One helpful detail: if you’re transferred to an IRF directly from an acute care hospital, or admitted within 60 days of a prior hospital discharge in the same benefit period, you won’t owe a second deductible. Your earlier hospital stay already satisfied it. Private insurance plans and Medicare Advantage plans have their own coverage rules, prior authorization requirements, and length-of-stay limits. Substance use rehab coverage varies even more widely by plan, though the Mental Health Parity Act requires most insurers to cover addiction treatment at levels comparable to medical care.

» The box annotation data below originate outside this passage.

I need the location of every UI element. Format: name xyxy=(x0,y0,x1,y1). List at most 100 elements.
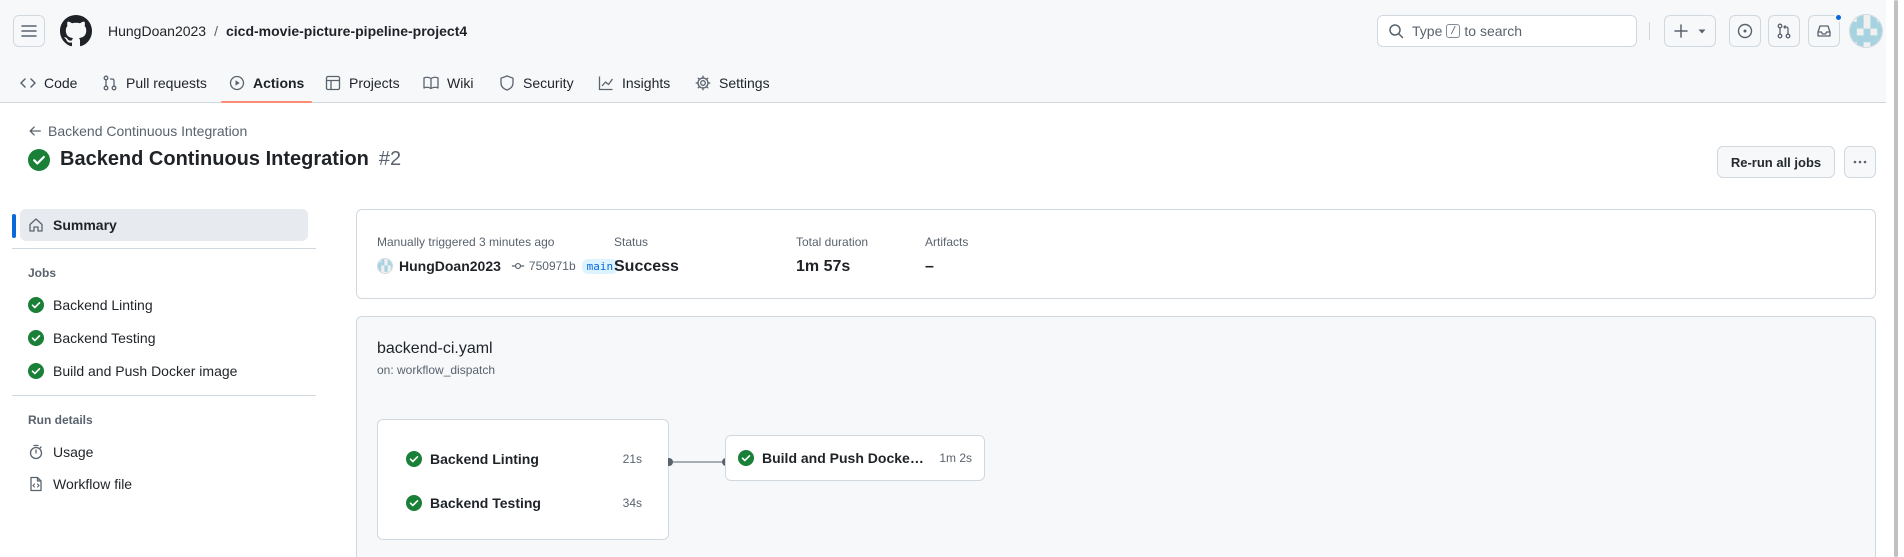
triangle-down-icon xyxy=(1698,29,1706,34)
issue-opened-icon xyxy=(1737,23,1753,39)
tab-settings-label: Settings xyxy=(719,74,770,91)
repo-nav: Code Pull requests Actions Projects Wiki… xyxy=(0,62,1904,103)
trigger-info: Manually triggered 3 minutes ago HungDoa… xyxy=(377,233,619,274)
file-code-icon xyxy=(30,476,42,492)
breadcrumb-separator: / xyxy=(214,23,218,39)
sidebar-item-label: Build and Push Docker image xyxy=(53,363,238,379)
code-icon xyxy=(20,77,36,88)
tab-code[interactable]: Code xyxy=(12,62,85,103)
back-to-workflow-link[interactable]: Backend Continuous Integration xyxy=(28,123,247,139)
sidebar-item-label: Backend Testing xyxy=(53,330,156,346)
search-input[interactable]: Type / to search xyxy=(1377,15,1637,47)
job-connector xyxy=(668,458,728,466)
github-logo-icon[interactable] xyxy=(60,15,92,47)
duration-value: 1m 57s xyxy=(796,258,851,275)
repo-name-link[interactable]: cicd-movie-picture-pipeline-project4 xyxy=(226,21,467,41)
branch-label[interactable]: main xyxy=(581,258,619,274)
job-node[interactable]: Backend Testing 34s xyxy=(406,492,642,514)
tab-insights[interactable]: Insights xyxy=(590,62,678,103)
pull-requests-button[interactable] xyxy=(1768,15,1800,47)
global-header: HungDoan2023 / cicd-movie-picture-pipeli… xyxy=(0,0,1904,103)
job-node[interactable]: Backend Linting 21s xyxy=(406,448,642,470)
artifacts-info: Artifacts – xyxy=(925,233,968,276)
repo-owner-link[interactable]: HungDoan2023 xyxy=(108,21,206,41)
tab-pull-requests-label: Pull requests xyxy=(126,74,207,91)
tab-security-label: Security xyxy=(523,74,574,91)
check-circle-fill-icon xyxy=(738,450,754,466)
page-scrollbar-thumb[interactable] xyxy=(1894,0,1898,557)
rerun-all-jobs-button[interactable]: Re-run all jobs xyxy=(1717,146,1835,178)
tab-settings[interactable]: Settings xyxy=(687,62,778,103)
more-options-button[interactable] xyxy=(1844,146,1876,178)
header-top-row: HungDoan2023 / cicd-movie-picture-pipeli… xyxy=(0,0,1904,62)
tab-actions[interactable]: Actions xyxy=(221,62,313,103)
search-placeholder-prefix: Type xyxy=(1412,23,1443,39)
menu-button[interactable] xyxy=(13,15,45,47)
commit-link[interactable]: 750971b xyxy=(511,259,576,273)
sidebar-item-workflow-file[interactable]: Workflow file xyxy=(20,468,308,500)
tab-code-label: Code xyxy=(44,74,78,91)
job-name: Backend Testing xyxy=(430,495,541,511)
check-circle-fill-icon xyxy=(28,363,44,379)
inbox-icon xyxy=(1817,25,1831,37)
header-divider xyxy=(1649,22,1650,40)
status-value: Success xyxy=(614,258,679,275)
search-icon xyxy=(1389,24,1404,39)
job-duration: 1m 2s xyxy=(939,451,972,465)
workflow-file-name[interactable]: backend-ci.yaml xyxy=(377,340,493,358)
sidebar-item-job[interactable]: Build and Push Docker image xyxy=(20,355,308,387)
git-pull-request-icon xyxy=(1777,23,1791,39)
plus-icon xyxy=(1674,24,1688,38)
check-circle-fill-icon xyxy=(406,495,422,511)
sidebar-selected-indicator xyxy=(12,214,16,238)
sidebar-item-usage[interactable]: Usage xyxy=(20,436,308,468)
sidebar-item-summary[interactable]: Summary xyxy=(20,209,308,241)
stopwatch-icon xyxy=(29,444,43,460)
back-link-label: Backend Continuous Integration xyxy=(48,123,248,139)
workflow-graph: backend-ci.yaml on: workflow_dispatch Ba… xyxy=(356,316,1876,557)
status-label: Status xyxy=(614,235,649,249)
run-summary-card: Manually triggered 3 minutes ago HungDoa… xyxy=(356,209,1876,299)
check-circle-fill-icon xyxy=(406,451,422,467)
actor-avatar[interactable] xyxy=(377,258,393,274)
job-node[interactable]: Build and Push Docker i... 1m 2s xyxy=(725,435,985,481)
notification-indicator xyxy=(1834,13,1843,22)
tab-wiki[interactable]: Wiki xyxy=(415,62,481,103)
table-icon xyxy=(325,75,341,90)
sidebar-item-label: Summary xyxy=(53,217,117,233)
actor-link[interactable]: HungDoan2023 xyxy=(399,258,501,274)
sidebar-item-job[interactable]: Backend Linting xyxy=(20,289,308,321)
shield-icon xyxy=(500,74,514,91)
check-circle-fill-icon xyxy=(28,297,44,313)
tab-pull-requests[interactable]: Pull requests xyxy=(94,62,215,103)
tab-projects[interactable]: Projects xyxy=(317,62,408,103)
check-circle-fill-icon xyxy=(28,148,50,171)
book-icon xyxy=(423,76,439,89)
workflow-trigger: on: workflow_dispatch xyxy=(377,363,496,377)
search-placeholder-suffix: to search xyxy=(1464,23,1522,39)
job-name: Build and Push Docker i... xyxy=(762,450,926,466)
issues-button[interactable] xyxy=(1729,15,1761,47)
page-title: Backend Continuous Integration #2 xyxy=(28,148,401,171)
create-new-button[interactable] xyxy=(1664,15,1716,47)
git-commit-icon xyxy=(511,262,525,270)
status-info: Status Success xyxy=(614,233,679,276)
commit-sha: 750971b xyxy=(528,259,576,273)
job-duration: 21s xyxy=(622,452,642,466)
active-tab-underline xyxy=(221,101,313,103)
sidebar-divider xyxy=(12,248,316,249)
check-circle-fill-icon xyxy=(28,330,44,346)
tab-insights-label: Insights xyxy=(622,74,671,91)
tab-security[interactable]: Security xyxy=(491,62,582,103)
sidebar-item-job[interactable]: Backend Testing xyxy=(20,322,308,354)
tab-actions-label: Actions xyxy=(253,74,305,91)
tab-projects-label: Projects xyxy=(349,74,400,91)
user-avatar[interactable] xyxy=(1849,14,1883,48)
artifacts-value: – xyxy=(925,258,934,275)
hamburger-icon xyxy=(21,25,37,37)
sidebar-heading-run-details: Run details xyxy=(28,413,93,427)
sidebar-item-label: Workflow file xyxy=(53,476,133,492)
artifacts-label: Artifacts xyxy=(925,235,969,249)
sidebar-item-label: Backend Linting xyxy=(53,297,153,313)
repo-breadcrumb: HungDoan2023 / cicd-movie-picture-pipeli… xyxy=(108,21,467,41)
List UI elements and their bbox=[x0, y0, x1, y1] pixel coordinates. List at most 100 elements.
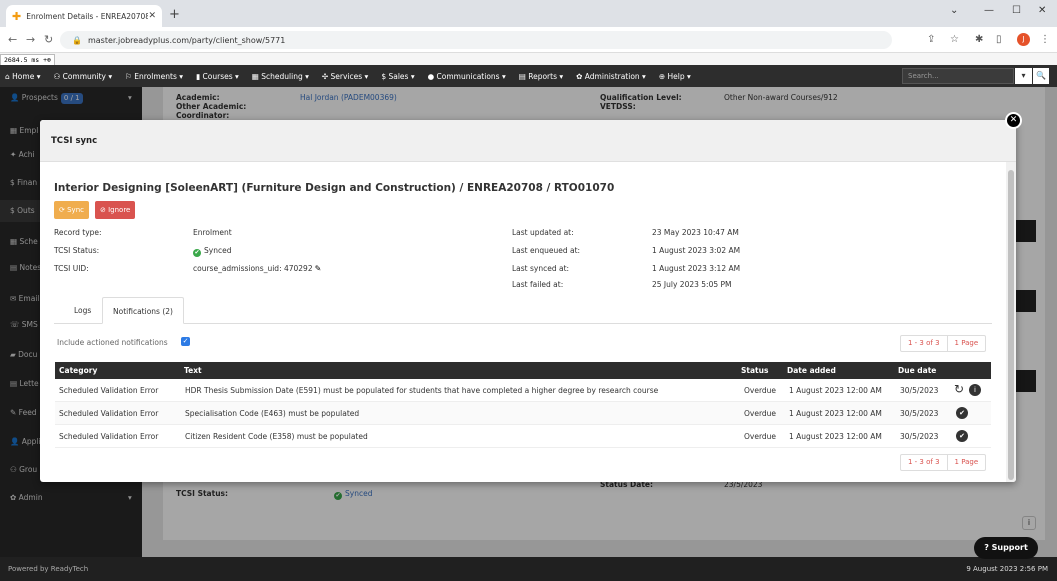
forward-icon[interactable]: → bbox=[26, 33, 35, 46]
side-panel-icon[interactable]: ▯ bbox=[996, 34, 1002, 45]
row-category: Scheduled Validation Error bbox=[59, 432, 159, 441]
table-header: Category Text Status Date added Due date bbox=[55, 362, 991, 379]
support-button[interactable]: ? Support bbox=[974, 537, 1038, 559]
modal-scrollbar[interactable] bbox=[1006, 162, 1016, 482]
col-status[interactable]: Status bbox=[741, 362, 768, 379]
browser-tab-bar: ✚ Enrolment Details - ENREA20708 ✕ + ⌄ —… bbox=[0, 0, 1057, 27]
col-text[interactable]: Text bbox=[184, 362, 202, 379]
url-field[interactable]: 🔒 master.jobreadyplus.com/party/client_s… bbox=[60, 31, 892, 49]
site-favicon-icon: ✚ bbox=[12, 9, 22, 23]
menu-sales[interactable]: $ Sales ▾ bbox=[381, 72, 414, 81]
row-date-added: 1 August 2023 12:00 AM bbox=[789, 409, 882, 418]
timing-plus-icon: +⊕ bbox=[43, 56, 51, 64]
browser-menu-icon[interactable]: ⋮ bbox=[1040, 34, 1050, 45]
pager-pages[interactable]: 1 Page bbox=[946, 336, 986, 351]
col-due-date[interactable]: Due date bbox=[898, 362, 936, 379]
menu-administration[interactable]: ✿ Administration ▾ bbox=[576, 72, 646, 81]
profile-avatar[interactable]: J bbox=[1017, 33, 1030, 46]
menu-help[interactable]: ⊕ Help ▾ bbox=[659, 72, 691, 81]
table-row: Scheduled Validation Error Citizen Resid… bbox=[55, 425, 991, 448]
tcsi-uid-value: course_admissions_uid: 470292 ✎ bbox=[193, 264, 322, 273]
address-bar-row: ← → ↻ 🔒 master.jobreadyplus.com/party/cl… bbox=[0, 27, 1057, 53]
tcsi-status-value: ✔ Synced bbox=[193, 246, 232, 257]
minimize-icon[interactable]: — bbox=[984, 5, 994, 16]
check-circle-icon[interactable]: ✔ bbox=[956, 430, 968, 442]
ban-icon: ⊘ bbox=[100, 206, 106, 214]
browser-tab[interactable]: ✚ Enrolment Details - ENREA20708 ✕ bbox=[6, 5, 162, 27]
tcsi-uid-label: TCSI UID: bbox=[54, 264, 89, 273]
search-dropdown-icon[interactable]: ▾ bbox=[1015, 68, 1032, 84]
pager-range[interactable]: 1 - 3 of 3 bbox=[901, 455, 947, 470]
record-type-value: Enrolment bbox=[193, 228, 232, 237]
notifications-table: Category Text Status Date added Due date… bbox=[55, 362, 991, 448]
menu-reports[interactable]: ▤ Reports ▾ bbox=[519, 72, 563, 81]
row-text: HDR Thesis Submission Date (E591) must b… bbox=[185, 386, 659, 395]
tab-notifications[interactable]: Notifications (2) bbox=[102, 297, 184, 324]
close-modal-button[interactable]: ✕ bbox=[1005, 112, 1022, 129]
row-due-date: 30/5/2023 bbox=[900, 386, 939, 395]
share-icon[interactable]: ⇪ bbox=[927, 34, 935, 45]
ignore-button[interactable]: ⊘ Ignore bbox=[95, 201, 136, 219]
row-status: Overdue bbox=[744, 386, 777, 395]
search-icon[interactable]: 🔍 bbox=[1033, 68, 1049, 84]
include-actioned-checkbox[interactable]: ✓ bbox=[181, 337, 190, 346]
refresh-icon[interactable]: ↻ bbox=[954, 382, 964, 396]
reload-icon[interactable]: ↻ bbox=[44, 33, 53, 46]
url-text: master.jobreadyplus.com/party/client_sho… bbox=[87, 35, 286, 45]
row-date-added: 1 August 2023 12:00 AM bbox=[789, 386, 882, 395]
last-updated-label: Last updated at: bbox=[512, 228, 574, 237]
tab-search-icon[interactable]: ⌄ bbox=[950, 5, 958, 16]
row-category: Scheduled Validation Error bbox=[59, 409, 159, 418]
row-due-date: 30/5/2023 bbox=[900, 432, 939, 441]
last-synced-label: Last synced at: bbox=[512, 264, 570, 273]
table-row: Scheduled Validation Error HDR Thesis Su… bbox=[55, 379, 991, 402]
bookmark-star-icon[interactable]: ☆ bbox=[950, 34, 959, 45]
pager-pages[interactable]: 1 Page bbox=[946, 455, 986, 470]
sync-icon: ⟳ bbox=[59, 206, 65, 214]
menu-communications[interactable]: ● Communications ▾ bbox=[428, 72, 506, 81]
row-text: Citizen Resident Code (E358) must be pop… bbox=[185, 432, 368, 441]
menu-services[interactable]: ✣ Services ▾ bbox=[322, 72, 368, 81]
menu-enrolments[interactable]: ⚐ Enrolments ▾ bbox=[125, 72, 183, 81]
table-row: Scheduled Validation Error Specialisatio… bbox=[55, 402, 991, 425]
last-failed-value: 25 July 2023 5:05 PM bbox=[652, 280, 732, 289]
back-icon[interactable]: ← bbox=[8, 33, 17, 46]
col-date-added[interactable]: Date added bbox=[787, 362, 836, 379]
last-updated-value: 23 May 2023 10:47 AM bbox=[652, 228, 739, 237]
search-input[interactable]: Search... bbox=[902, 68, 1014, 84]
new-tab-icon[interactable]: + bbox=[169, 7, 180, 22]
col-category[interactable]: Category bbox=[59, 362, 97, 379]
check-circle-icon[interactable]: ✔ bbox=[956, 407, 968, 419]
info-circle-icon[interactable]: i bbox=[969, 384, 981, 396]
row-category: Scheduled Validation Error bbox=[59, 386, 159, 395]
modal-title: TCSI sync bbox=[51, 136, 98, 146]
check-circle-icon: ✔ bbox=[193, 249, 201, 257]
modal-tabs: Logs Notifications (2) bbox=[54, 297, 992, 324]
menu-home[interactable]: ⌂ Home ▾ bbox=[5, 72, 40, 81]
last-enqueued-label: Last enqueued at: bbox=[512, 246, 581, 255]
close-tab-icon[interactable]: ✕ bbox=[148, 11, 156, 21]
main-menu-bar: ⌂ Home ▾ ⚇ Community ▾ ⚐ Enrolments ▾ ▮ … bbox=[0, 65, 1057, 87]
footer: Powered by ReadyTech 9 August 2023 2:56 … bbox=[0, 557, 1057, 581]
record-type-label: Record type: bbox=[54, 228, 102, 237]
pager-range[interactable]: 1 - 3 of 3 bbox=[901, 336, 947, 351]
row-due-date: 30/5/2023 bbox=[900, 409, 939, 418]
powered-by-text: Powered by ReadyTech bbox=[8, 565, 89, 573]
extensions-icon[interactable]: ✱ bbox=[975, 34, 983, 45]
browser-tab-title: Enrolment Details - ENREA20708 bbox=[26, 11, 149, 21]
scrollbar-thumb[interactable] bbox=[1008, 170, 1014, 480]
menu-courses[interactable]: ▮ Courses ▾ bbox=[196, 72, 239, 81]
last-enqueued-value: 1 August 2023 3:02 AM bbox=[652, 246, 741, 255]
last-failed-label: Last failed at: bbox=[512, 280, 564, 289]
edit-icon[interactable]: ✎ bbox=[315, 264, 322, 273]
menu-scheduling[interactable]: ▦ Scheduling ▾ bbox=[252, 72, 309, 81]
close-window-icon[interactable]: ✕ bbox=[1038, 5, 1046, 16]
tcsi-status-label: TCSI Status: bbox=[54, 246, 100, 255]
row-date-added: 1 August 2023 12:00 AM bbox=[789, 432, 882, 441]
footer-datetime: 9 August 2023 2:56 PM bbox=[966, 565, 1048, 573]
help-icon: ? bbox=[984, 543, 989, 552]
menu-community[interactable]: ⚇ Community ▾ bbox=[53, 72, 112, 81]
maximize-icon[interactable]: ☐ bbox=[1012, 5, 1021, 16]
tab-logs[interactable]: Logs bbox=[64, 297, 101, 324]
sync-button[interactable]: ⟳ Sync bbox=[54, 201, 89, 219]
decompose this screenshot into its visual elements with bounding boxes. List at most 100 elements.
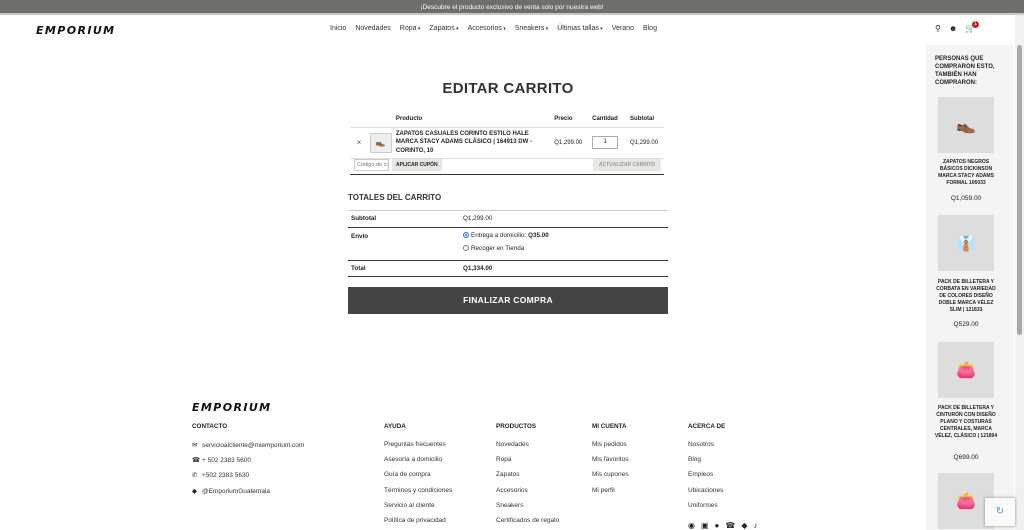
- contact-email-text: servicioalcliente@miemporium.com: [202, 442, 305, 449]
- recaptcha-badge[interactable]: ↻: [985, 498, 1015, 526]
- email-icon: ✉: [192, 442, 198, 449]
- whatsapp-icon: ✆: [192, 472, 198, 480]
- footer-logo[interactable]: EMPORIUM: [192, 401, 272, 414]
- product-image[interactable]: 👛: [938, 342, 994, 398]
- footer-link[interactable]: Política de privacidad: [384, 517, 452, 530]
- scrollbar-thumb[interactable]: [1017, 45, 1022, 335]
- tiktok-icon[interactable]: ♪: [754, 521, 758, 530]
- search-icon[interactable]: ⚲: [935, 24, 941, 33]
- footer-link[interactable]: Asesoría a domicilio: [384, 456, 452, 471]
- product-thumbnail[interactable]: 👞: [367, 127, 394, 159]
- coupon-row: Código de cupón APLICAR CUPÓN ACTUALIZAR…: [350, 156, 664, 175]
- footer-link[interactable]: Ubicaciones: [688, 487, 725, 502]
- site-header: EMPORIUM Inicio Novedades Ropa Zapatos A…: [0, 15, 1024, 45]
- footer-about-title: ACERCA DE: [688, 423, 726, 430]
- footer-link[interactable]: Zapatos: [496, 471, 559, 486]
- radio-delivery[interactable]: [463, 232, 469, 238]
- footer-link[interactable]: Mi perfil: [592, 487, 629, 502]
- messenger-icon[interactable]: ◆: [741, 521, 747, 530]
- footer-link[interactable]: Nosotros: [688, 441, 725, 456]
- facebook-icon[interactable]: ◉: [688, 521, 695, 530]
- col-remove: [350, 112, 368, 128]
- contact-phone[interactable]: ☎ + 502 2383 5600: [192, 456, 304, 471]
- main-nav: Inicio Novedades Ropa Zapatos Accesorios…: [330, 25, 657, 32]
- footer-link[interactable]: Servicio al cliente: [384, 502, 452, 517]
- contact-whatsapp-text: +502 2383 5630: [202, 472, 250, 480]
- footer-contact-column: CONTACTO ✉ servicioalcliente@miemporium.c…: [192, 423, 304, 502]
- update-cart-button[interactable]: ACTUALIZAR CARRITO: [593, 159, 661, 171]
- delivery-label: Entrega a domicilio:: [471, 232, 529, 239]
- sidebar-product-price: Q1,059.00: [950, 195, 982, 202]
- page-title: EDITAR CARRITO: [442, 80, 574, 97]
- footer-link[interactable]: Novedades: [496, 441, 559, 456]
- contact-email[interactable]: ✉ servicioalcliente@miemporium.com: [192, 441, 304, 456]
- cart-totals-title: TOTALES DEL CARRITO: [348, 193, 442, 202]
- nav-item-inicio[interactable]: Inicio: [330, 25, 346, 32]
- footer-link[interactable]: Sneakers: [496, 502, 559, 517]
- page-scrollbar[interactable]: [1015, 15, 1024, 530]
- footer-link[interactable]: Ropa: [496, 456, 559, 471]
- nav-item-ropa[interactable]: Ropa: [400, 25, 421, 32]
- shipping-row: Envío Entrega a domicilio: Q35.00 Recoge…: [348, 227, 668, 260]
- total-value: Q1,334.00: [463, 265, 493, 272]
- footer-link[interactable]: Mis pedidos: [592, 441, 629, 456]
- col-quantity: Cantidad: [590, 112, 629, 128]
- footer-link[interactable]: Certificados de regalo: [496, 517, 559, 530]
- product-price: Q1,299.00: [552, 127, 591, 159]
- shipping-option-pickup[interactable]: Recoger en Tienda: [463, 245, 524, 252]
- footer-link[interactable]: Preguntas frecuentes: [384, 441, 452, 456]
- shipping-label: Envío: [351, 233, 369, 240]
- subtotal-row: Subtotal Q1,299.00: [348, 210, 668, 227]
- nav-item-accesorios[interactable]: Accesorios: [468, 25, 506, 32]
- cart-table-header: Producto Precio Cantidad Subtotal: [350, 112, 664, 128]
- contact-messenger-text: @EmporiumGuatemala: [202, 487, 271, 495]
- footer-link[interactable]: Blog: [688, 456, 725, 471]
- table-row: × 👞 ZAPATOS CASUALES CORINTO ESTILO HALE…: [350, 127, 664, 159]
- quantity-input[interactable]: 1: [592, 136, 619, 150]
- footer-help-column: AYUDA Preguntas frecuentes Asesoría a do…: [384, 423, 452, 530]
- contact-whatsapp[interactable]: ✆ +502 2383 5630: [192, 471, 304, 486]
- sidebar-product-name[interactable]: PACK DE BILLETERA Y CORBATA EN VARIEDAD …: [934, 279, 998, 314]
- subtotal-value: Q1,299.00: [463, 215, 493, 222]
- sidebar-product-name[interactable]: PACK DE BILLETERA Y CINTURÓN CON DISEÑO …: [934, 405, 998, 440]
- instagram-icon[interactable]: ▣: [701, 521, 709, 530]
- nav-item-blog[interactable]: Blog: [643, 25, 657, 32]
- whatsapp-icon[interactable]: ☎: [725, 521, 735, 530]
- nav-item-zapatos[interactable]: Zapatos: [429, 25, 458, 32]
- shoe-icon: 👞: [369, 132, 392, 153]
- shipping-option-delivery[interactable]: Entrega a domicilio: Q35.00: [463, 232, 549, 239]
- footer-link[interactable]: Empleos: [688, 471, 725, 486]
- radio-pickup[interactable]: [463, 245, 469, 251]
- recommendations-sidebar: PERSONAS QUE COMPRARON ESTO, TAMBIÉN HAN…: [926, 45, 1014, 530]
- subtotal-label: Subtotal: [351, 215, 377, 222]
- announcement-bar: ¡Descubre el producto exclusivo de venta…: [0, 0, 1024, 15]
- checkout-button[interactable]: FINALIZAR COMPRA: [348, 287, 668, 314]
- user-icon[interactable]: ☻: [949, 24, 957, 33]
- total-row: Total Q1,334.00: [348, 260, 668, 277]
- quantity-cell: 1: [590, 127, 629, 159]
- product-image[interactable]: 👞: [938, 97, 994, 153]
- apply-coupon-button[interactable]: APLICAR CUPÓN: [392, 159, 442, 171]
- nav-item-verano[interactable]: Verano: [612, 25, 634, 32]
- product-image[interactable]: 👔: [938, 215, 994, 271]
- footer-account-column: MI CUENTA Mis pedidos Mis favoritos Mis …: [592, 423, 629, 502]
- footer-link[interactable]: Términos y condiciones: [384, 487, 452, 502]
- nav-item-sneakers[interactable]: Sneakers: [515, 25, 548, 32]
- cart-count-badge: 1: [972, 21, 979, 28]
- contact-messenger[interactable]: ◆ @EmporiumGuatemala: [192, 487, 304, 502]
- remove-item-button[interactable]: ×: [350, 127, 368, 159]
- footer-link[interactable]: Uniformes: [688, 502, 725, 517]
- footer-link[interactable]: Mis favoritos: [592, 456, 629, 471]
- sidebar-product-name[interactable]: ZAPATOS NEGROS BÁSICOS DICKINSON MARCA S…: [934, 159, 998, 187]
- sidebar-product-price: Q529.00: [953, 321, 979, 328]
- nav-item-ultimas-tallas[interactable]: Últimas tallas: [557, 25, 603, 32]
- footer-link[interactable]: Accesorios: [496, 487, 559, 502]
- site-logo[interactable]: EMPORIUM: [36, 24, 116, 37]
- product-name-link[interactable]: ZAPATOS CASUALES CORINTO ESTILO HALE MAR…: [393, 127, 553, 159]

How to Evaluate a Facility’s Quality
Three major organizations accredit rehabilitation facilities, and checking for accreditation is one of the most straightforward ways to gauge quality. The Commission on Accreditation of Rehabilitation Facilities (CARF) emphasizes continuous quality improvement and person-centered care, evaluating whether patients are actively involved in their own treatment planning. The Joint Commission focuses heavily on patient safety and standardized clinical processes, and its surveyors trace the experience of real patients through the system to see how standards play out in practice. The Council on Accreditation (COA) evaluates organizational governance, cultural competence, and ethical practices alongside clinical standards.
Beyond accreditation, look at the facility’s experience with your specific condition. A rehab hospital that treats hundreds of stroke patients per year will have more refined protocols than one that sees a handful. Ask about staffing ratios, the availability of specialists relevant to your diagnosis, and what the discharge planning process looks like. For substance use facilities, ask about their use of evidence-based treatment approaches, whether they offer medication-assisted treatment if appropriate for your situation, and what continuing care looks like after discharge.